Millicent was thus this fine day the proud first-registered keeper of a healthy triple-scoop avocado-fudge one of her five a day ensemble that tottered like three slightly seasick sea-urchins held high in a salute to childish triumph, like some Statue-of-Liberty’s torch. These soggy urchins jostled on the edge, looked the centre of gravity right in the eye, reached the point of no return and then plummeted to a squishy death like some partially-melted, cold-hearted, full-fat suicide pact.

Splat, splat-splat.

In slow-motion Millicent took a deep, red-faced bawling-breath. Pedestrians paused, seagulls were sucked from the sky. The truncheon-twirling Constable Auden called for the surf to be silenced and the clocks to be stopped, for the G.P.O. to cut off the telephones and for the dog to be prevented from barking with a juicy, plastic bone. Mr Sunshine’s rather concerned hand flew to his mouth to stifle an awful “oh good gosh”.

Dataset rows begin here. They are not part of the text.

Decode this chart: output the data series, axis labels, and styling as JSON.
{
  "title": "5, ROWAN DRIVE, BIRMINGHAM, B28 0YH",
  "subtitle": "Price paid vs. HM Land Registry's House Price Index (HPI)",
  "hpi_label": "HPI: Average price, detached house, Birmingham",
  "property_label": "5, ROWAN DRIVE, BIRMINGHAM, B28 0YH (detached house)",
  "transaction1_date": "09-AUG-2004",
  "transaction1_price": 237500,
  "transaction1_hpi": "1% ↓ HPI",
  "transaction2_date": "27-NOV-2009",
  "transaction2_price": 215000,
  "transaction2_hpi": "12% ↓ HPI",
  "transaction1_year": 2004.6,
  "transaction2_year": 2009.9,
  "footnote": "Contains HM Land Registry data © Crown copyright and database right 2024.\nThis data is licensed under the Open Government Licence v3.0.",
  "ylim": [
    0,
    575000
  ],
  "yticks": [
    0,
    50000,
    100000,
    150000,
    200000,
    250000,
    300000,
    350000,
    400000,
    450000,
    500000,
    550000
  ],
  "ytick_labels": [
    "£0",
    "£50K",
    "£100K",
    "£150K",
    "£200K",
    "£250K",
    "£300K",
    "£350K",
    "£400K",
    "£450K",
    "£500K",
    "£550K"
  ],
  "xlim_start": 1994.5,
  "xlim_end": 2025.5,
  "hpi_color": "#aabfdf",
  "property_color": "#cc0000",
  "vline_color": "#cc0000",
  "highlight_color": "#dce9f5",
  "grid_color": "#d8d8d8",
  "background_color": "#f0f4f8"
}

This emergency would require the skills of an English Super-Hero.

Dropped Ice-Cream Man, resplendent in straw boater, flannel trousers, striped jacket and silk cravat (to hide his turkey-neck), levitated down from the sky in that irritating way that super-heroes often do and squatted on the hot pavement in front of the screaming, tearful, piggy-eyed Millicent. There he brandished his wholly intact, truly giant scoop of vanilla delight and uttered the soothing, comforting, super-hero words that every Millicent who’s just dropped an ice-cream needs to hear; ‘Ner ner ne ner ner’.

Then he flew off, stage left, ice-cream still in hand, to much applause.